Rechtbank Zeeland-West-Brabant, 01-10-2024, ECLI:NL:RBZWB:2024:6659, BRE 21/3682
Rechtbank Zeeland-West-Brabant, 01-10-2024, ECLI:NL:RBZWB:2024:6659, BRE 21/3682
Gegevens
- Instantie
- Rechtbank Zeeland-West-Brabant
- Datum uitspraak
- 1 oktober 2024
- Datum publicatie
- 9 oktober 2024
- Zaaknummer
- BRE 21/3682
- Relevante informatie
- Art. 7.1 Wet IB 2001, Art. 7.2 Wet IB 2001
Inhoudsindicatie
Er is terecht loonbelasting ingehouden over het gehele bedrag aan AOW-uitkeringen, inclusief het deel dat is opgebouwd zonder fiscale faciliering.
Uitspraak
RECHTBANK ZEELAND-WEST-BRABANT
Zittingsplaats Breda
Belastingrecht
zaaknummer: BRE 21/3682
[belanghebbende] , uit [plaats] (Zwitserland), belanghebbende,
en
de inspecteur van de Belastingdienst, de inspecteur.
Inleiding
1. In deze uitspraak beoordeelt de rechtbank het beroep van belanghebbende tegen de uitspraak op bezwaar van de inspecteur van 20 juli 2021.

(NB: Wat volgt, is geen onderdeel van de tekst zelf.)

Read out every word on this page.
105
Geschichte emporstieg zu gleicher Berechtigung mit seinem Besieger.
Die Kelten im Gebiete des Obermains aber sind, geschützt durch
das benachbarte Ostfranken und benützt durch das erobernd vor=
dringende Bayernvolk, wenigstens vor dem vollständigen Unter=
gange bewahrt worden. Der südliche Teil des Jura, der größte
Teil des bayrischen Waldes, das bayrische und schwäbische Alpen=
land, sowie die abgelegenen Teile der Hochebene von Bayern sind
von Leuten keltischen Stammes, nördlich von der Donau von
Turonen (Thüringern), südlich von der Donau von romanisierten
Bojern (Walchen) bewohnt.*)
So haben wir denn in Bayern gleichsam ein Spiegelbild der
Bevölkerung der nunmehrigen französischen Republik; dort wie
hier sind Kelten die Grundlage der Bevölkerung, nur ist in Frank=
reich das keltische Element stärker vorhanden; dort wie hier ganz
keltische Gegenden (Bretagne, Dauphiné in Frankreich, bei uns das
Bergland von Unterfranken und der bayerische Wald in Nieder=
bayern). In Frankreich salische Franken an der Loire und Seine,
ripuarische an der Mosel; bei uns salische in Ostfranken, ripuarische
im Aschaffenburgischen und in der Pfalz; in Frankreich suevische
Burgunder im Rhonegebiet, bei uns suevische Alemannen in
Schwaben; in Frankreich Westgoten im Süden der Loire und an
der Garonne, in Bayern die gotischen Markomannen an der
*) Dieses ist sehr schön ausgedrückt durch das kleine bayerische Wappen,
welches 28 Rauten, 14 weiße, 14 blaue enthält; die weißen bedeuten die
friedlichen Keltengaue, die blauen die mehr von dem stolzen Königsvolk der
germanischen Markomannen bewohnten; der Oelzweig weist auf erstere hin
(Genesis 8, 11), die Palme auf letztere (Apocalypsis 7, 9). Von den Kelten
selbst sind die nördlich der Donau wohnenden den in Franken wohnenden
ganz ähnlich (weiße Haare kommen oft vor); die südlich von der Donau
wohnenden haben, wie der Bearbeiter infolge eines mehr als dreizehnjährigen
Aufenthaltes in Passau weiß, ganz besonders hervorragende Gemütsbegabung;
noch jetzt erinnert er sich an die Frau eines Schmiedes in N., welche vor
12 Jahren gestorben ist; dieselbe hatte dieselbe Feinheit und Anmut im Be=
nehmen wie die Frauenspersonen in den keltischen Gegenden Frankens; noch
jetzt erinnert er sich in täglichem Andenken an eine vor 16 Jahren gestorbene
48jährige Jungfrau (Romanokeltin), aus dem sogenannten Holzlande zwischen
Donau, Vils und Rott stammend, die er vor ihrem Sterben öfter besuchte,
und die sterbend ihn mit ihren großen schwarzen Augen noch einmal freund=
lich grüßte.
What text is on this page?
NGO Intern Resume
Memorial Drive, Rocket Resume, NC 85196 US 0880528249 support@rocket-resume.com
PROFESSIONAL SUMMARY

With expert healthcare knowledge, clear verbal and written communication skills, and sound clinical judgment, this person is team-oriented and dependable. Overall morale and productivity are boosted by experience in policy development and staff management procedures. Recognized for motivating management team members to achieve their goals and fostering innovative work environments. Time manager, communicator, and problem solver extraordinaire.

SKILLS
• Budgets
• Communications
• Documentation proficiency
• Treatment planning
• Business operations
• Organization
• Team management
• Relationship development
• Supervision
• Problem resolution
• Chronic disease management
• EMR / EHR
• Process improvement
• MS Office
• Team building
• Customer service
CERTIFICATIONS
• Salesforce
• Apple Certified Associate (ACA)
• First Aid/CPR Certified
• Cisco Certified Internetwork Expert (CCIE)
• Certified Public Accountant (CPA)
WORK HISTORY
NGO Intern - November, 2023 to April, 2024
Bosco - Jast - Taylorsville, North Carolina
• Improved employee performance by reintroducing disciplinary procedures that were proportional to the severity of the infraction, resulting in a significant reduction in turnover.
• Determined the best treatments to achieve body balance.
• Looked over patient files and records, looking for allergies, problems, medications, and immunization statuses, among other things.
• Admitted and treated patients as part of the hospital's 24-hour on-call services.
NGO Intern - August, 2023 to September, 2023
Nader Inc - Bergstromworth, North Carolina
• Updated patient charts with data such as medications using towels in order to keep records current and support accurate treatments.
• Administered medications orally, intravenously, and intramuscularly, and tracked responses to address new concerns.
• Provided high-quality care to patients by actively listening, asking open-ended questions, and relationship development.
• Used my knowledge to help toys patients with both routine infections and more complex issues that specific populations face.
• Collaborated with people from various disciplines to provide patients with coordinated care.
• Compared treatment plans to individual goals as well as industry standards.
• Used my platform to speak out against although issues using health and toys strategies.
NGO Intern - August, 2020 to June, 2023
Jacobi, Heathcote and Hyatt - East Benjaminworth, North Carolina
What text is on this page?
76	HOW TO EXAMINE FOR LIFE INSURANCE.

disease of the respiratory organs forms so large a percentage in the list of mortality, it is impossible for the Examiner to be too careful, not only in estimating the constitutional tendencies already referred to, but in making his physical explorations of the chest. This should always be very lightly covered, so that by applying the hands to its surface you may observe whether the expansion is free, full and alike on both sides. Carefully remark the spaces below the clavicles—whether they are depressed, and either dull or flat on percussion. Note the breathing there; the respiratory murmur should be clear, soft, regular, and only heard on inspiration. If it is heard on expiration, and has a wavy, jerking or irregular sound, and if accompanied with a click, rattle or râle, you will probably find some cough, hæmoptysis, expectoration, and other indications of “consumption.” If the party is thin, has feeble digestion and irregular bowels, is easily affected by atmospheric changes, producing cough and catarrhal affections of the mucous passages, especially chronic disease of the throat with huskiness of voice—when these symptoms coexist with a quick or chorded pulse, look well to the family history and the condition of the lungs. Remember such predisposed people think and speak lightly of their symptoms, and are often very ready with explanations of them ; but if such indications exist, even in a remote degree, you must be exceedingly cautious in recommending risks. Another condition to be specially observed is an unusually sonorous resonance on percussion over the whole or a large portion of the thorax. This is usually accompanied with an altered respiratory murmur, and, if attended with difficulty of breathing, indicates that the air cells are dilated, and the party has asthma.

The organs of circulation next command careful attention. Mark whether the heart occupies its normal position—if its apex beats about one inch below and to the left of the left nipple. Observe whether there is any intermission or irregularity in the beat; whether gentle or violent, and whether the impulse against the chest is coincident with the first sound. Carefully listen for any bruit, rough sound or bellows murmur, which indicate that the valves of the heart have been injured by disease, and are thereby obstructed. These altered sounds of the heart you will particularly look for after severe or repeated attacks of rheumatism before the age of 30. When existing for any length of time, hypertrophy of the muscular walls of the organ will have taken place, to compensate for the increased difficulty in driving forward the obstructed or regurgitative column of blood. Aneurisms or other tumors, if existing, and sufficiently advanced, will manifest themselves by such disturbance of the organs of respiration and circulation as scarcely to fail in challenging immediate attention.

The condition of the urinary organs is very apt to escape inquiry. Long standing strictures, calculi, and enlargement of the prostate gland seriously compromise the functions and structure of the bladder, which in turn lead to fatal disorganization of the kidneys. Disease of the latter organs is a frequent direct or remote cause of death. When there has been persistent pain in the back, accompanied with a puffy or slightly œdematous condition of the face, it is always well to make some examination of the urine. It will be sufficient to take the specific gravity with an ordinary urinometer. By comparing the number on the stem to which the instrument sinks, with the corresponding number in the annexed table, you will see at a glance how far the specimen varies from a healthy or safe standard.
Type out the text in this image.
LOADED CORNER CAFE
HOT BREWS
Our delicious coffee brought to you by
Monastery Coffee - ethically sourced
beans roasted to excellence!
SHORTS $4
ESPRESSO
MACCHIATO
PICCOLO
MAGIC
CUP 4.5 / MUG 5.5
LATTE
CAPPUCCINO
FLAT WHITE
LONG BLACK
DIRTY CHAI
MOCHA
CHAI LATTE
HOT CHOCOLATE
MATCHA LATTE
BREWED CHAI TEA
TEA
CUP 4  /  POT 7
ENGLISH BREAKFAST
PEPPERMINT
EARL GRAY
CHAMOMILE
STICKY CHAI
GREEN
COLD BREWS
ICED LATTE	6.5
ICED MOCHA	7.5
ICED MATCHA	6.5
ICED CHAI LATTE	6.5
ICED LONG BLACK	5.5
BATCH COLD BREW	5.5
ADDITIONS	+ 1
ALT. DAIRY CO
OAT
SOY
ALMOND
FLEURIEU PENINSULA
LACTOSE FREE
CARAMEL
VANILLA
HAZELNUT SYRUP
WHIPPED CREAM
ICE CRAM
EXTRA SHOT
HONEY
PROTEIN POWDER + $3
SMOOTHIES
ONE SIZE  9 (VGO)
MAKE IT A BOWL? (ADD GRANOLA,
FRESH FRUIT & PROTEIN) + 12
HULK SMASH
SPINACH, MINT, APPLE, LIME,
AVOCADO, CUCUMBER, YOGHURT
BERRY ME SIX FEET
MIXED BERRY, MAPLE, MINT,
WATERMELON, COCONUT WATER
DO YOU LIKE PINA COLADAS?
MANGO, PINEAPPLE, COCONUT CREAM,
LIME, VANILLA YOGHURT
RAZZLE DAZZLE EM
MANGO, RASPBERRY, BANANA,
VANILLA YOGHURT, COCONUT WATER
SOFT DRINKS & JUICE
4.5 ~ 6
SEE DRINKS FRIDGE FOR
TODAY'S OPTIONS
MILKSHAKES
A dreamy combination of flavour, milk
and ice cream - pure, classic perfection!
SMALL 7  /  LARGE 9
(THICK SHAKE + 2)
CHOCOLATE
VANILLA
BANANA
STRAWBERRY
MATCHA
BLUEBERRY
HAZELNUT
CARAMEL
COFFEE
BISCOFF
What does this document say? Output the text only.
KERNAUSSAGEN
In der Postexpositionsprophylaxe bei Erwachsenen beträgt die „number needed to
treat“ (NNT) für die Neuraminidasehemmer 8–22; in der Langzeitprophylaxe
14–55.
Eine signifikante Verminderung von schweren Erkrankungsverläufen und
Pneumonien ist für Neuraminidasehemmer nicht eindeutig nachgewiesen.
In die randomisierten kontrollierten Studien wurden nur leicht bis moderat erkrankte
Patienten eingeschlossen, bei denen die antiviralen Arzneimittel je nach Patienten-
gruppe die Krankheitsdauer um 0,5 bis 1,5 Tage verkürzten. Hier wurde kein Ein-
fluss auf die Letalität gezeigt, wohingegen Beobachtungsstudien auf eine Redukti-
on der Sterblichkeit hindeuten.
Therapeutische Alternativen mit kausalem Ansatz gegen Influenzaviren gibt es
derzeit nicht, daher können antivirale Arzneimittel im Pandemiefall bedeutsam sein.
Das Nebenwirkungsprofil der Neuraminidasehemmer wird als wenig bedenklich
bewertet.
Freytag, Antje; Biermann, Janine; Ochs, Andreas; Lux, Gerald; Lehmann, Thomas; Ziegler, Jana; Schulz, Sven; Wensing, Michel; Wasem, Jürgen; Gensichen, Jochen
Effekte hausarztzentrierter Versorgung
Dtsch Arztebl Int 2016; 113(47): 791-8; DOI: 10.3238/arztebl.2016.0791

Belanghebbende is in bezwaar gekomen tegen de inhouding van loonbelasting op zijn AOW-uitkeringen over de tijdvakken januari 2021 en februari 2021.
De inspecteur heeft het bezwaar van belanghebbende ongegrond verklaard.
De rechtbank heeft het beroep op 30 augustus 2024 op zitting behandeld. Hieraan hebben belanghebbende en de inspecteur deelgenomen. Namens de inspecteur zijn mr. [inspecteur 1] en mr. [inspecteur 2] verschenen. De zaak is tegelijk behandeld met die van de echtgenote met zaaknummer BRE 23/11215.